L’urgence climatique oblige à repenser la gestion des forêts, notamment en introduisant des essences d’arbres provenant de régions plus chaudes et sèches dans des zones plus froides. Cette pratique, appelée migration assistée, consiste à déplacer des espèces végétales vers des habitats qu’elles n’auraient pas colonisés naturellement, mais pourraient le faire sur une période de temps écologique. Le projet Giono de l’ONF, lancé en 2011, vise notamment à déplacer des graines de chênes et de hêtres du Sud de la France vers la forêt de Verdun, afin de renforcer sa résilience face au stress hydrique.
Malgré ses avantages potentiels, la migration assistée n’est pas sans controverse. Une étude publiée dans la revue scientifique Oikos en décembre 2023 met en garde contre les dommages environnementaux collatéraux qu’elle pourrait entraîner, notamment en favorisant un tapis forestier plus inflammable et moins dense. De plus, le recours à des espèces du Sud dans des forêts du Nord pourrait avoir des effets néfastes sur la biodiversité et lutter contre le réchauffement climatique.

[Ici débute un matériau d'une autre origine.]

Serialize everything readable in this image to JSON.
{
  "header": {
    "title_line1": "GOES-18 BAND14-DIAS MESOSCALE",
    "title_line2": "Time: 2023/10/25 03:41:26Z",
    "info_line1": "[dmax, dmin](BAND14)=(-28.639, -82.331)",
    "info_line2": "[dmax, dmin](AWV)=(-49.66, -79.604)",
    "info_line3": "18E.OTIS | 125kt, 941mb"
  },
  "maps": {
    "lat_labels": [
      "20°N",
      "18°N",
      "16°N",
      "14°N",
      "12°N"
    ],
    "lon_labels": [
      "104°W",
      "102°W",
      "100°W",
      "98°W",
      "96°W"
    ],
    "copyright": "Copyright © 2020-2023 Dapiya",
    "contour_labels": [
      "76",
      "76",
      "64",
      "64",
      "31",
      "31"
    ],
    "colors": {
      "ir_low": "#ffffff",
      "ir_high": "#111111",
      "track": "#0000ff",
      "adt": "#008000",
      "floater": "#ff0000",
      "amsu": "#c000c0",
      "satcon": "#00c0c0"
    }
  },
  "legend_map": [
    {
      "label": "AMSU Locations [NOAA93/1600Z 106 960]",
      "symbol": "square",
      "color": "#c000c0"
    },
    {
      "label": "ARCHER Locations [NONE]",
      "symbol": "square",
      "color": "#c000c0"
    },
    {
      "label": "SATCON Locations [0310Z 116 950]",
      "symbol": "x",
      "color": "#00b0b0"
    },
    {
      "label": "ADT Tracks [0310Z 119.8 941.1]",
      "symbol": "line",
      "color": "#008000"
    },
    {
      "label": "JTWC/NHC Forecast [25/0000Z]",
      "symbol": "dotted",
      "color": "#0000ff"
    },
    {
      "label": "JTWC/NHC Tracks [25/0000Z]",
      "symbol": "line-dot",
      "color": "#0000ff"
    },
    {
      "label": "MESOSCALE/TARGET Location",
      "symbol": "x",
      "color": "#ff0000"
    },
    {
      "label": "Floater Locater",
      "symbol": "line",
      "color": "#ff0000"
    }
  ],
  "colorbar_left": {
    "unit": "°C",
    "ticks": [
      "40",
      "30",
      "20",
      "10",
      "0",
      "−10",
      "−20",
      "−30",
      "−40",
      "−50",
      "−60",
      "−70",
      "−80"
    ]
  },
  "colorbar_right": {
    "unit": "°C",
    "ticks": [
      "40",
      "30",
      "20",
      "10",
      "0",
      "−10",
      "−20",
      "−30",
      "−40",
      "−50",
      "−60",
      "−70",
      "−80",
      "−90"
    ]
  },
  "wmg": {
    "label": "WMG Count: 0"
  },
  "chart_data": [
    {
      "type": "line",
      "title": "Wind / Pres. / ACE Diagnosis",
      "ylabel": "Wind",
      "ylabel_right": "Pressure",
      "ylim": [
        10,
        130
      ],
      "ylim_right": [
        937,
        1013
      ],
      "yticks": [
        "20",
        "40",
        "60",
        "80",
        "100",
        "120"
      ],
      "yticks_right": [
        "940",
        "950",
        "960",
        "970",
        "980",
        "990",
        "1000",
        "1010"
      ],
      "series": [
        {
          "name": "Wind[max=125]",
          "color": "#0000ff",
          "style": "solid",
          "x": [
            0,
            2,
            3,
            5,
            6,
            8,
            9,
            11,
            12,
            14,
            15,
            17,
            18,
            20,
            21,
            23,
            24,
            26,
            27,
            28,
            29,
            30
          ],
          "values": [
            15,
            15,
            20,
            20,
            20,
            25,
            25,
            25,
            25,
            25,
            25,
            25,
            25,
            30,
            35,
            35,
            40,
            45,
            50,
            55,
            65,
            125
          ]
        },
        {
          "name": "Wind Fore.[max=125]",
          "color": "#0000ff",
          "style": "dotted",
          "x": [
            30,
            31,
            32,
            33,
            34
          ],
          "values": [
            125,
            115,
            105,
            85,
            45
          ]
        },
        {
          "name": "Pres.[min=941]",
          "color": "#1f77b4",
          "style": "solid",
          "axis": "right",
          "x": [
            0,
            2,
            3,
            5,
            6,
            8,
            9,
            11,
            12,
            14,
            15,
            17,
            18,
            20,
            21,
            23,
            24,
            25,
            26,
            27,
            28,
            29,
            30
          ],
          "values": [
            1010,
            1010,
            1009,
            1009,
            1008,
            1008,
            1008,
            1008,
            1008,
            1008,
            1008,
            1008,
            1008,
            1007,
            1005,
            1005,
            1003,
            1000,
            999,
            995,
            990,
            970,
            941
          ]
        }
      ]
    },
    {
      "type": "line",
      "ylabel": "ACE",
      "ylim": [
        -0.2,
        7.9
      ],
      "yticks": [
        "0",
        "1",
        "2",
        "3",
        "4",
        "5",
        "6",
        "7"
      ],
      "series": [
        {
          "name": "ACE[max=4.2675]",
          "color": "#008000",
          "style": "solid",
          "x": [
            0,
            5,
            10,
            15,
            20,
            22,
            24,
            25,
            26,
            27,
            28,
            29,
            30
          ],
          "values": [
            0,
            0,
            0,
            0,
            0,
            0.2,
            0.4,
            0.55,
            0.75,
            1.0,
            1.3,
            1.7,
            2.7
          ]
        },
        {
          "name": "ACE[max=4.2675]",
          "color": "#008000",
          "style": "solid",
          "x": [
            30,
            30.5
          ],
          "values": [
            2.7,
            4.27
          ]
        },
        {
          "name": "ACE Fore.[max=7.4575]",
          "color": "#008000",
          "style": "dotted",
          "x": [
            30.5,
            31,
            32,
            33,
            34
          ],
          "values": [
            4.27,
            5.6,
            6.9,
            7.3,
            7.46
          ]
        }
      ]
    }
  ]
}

Les critiques se concentrent également sur le modèle de sylviculture monospécifique perpétué par la migration assistée, qui favorise des essences uniques sur de grandes surfaces. Cependant, des projets comme Migforest explorent la possibilité de mélanger plusieurs essences pour accroître la résilience des forêts.
Malgré les incertitudes quant à l’adaptation des essences déplacées au climat actuel et futur, la migration assistée reste une option parmi d’autres pour adapter les forêts aux changements climatiques. Les experts soulignent que c’est un pari sylvicole pris par l’ONF, qui continue à expérimenter et à évaluer les impacts de cette pratique.
En conclusion, la migration assistée suscite des débats au sein de la communauté scientifique. Entre avantages potentiels et risques environnementaux, il est essentiel de peser les pour et les contre de cette approche avant de généraliser son utilisation. L’adaptation des forêts au changement climatique nécessite une réflexion approfondie et une prise de décision éclairée pour assurer la durabilité des écosystèmes forestiers.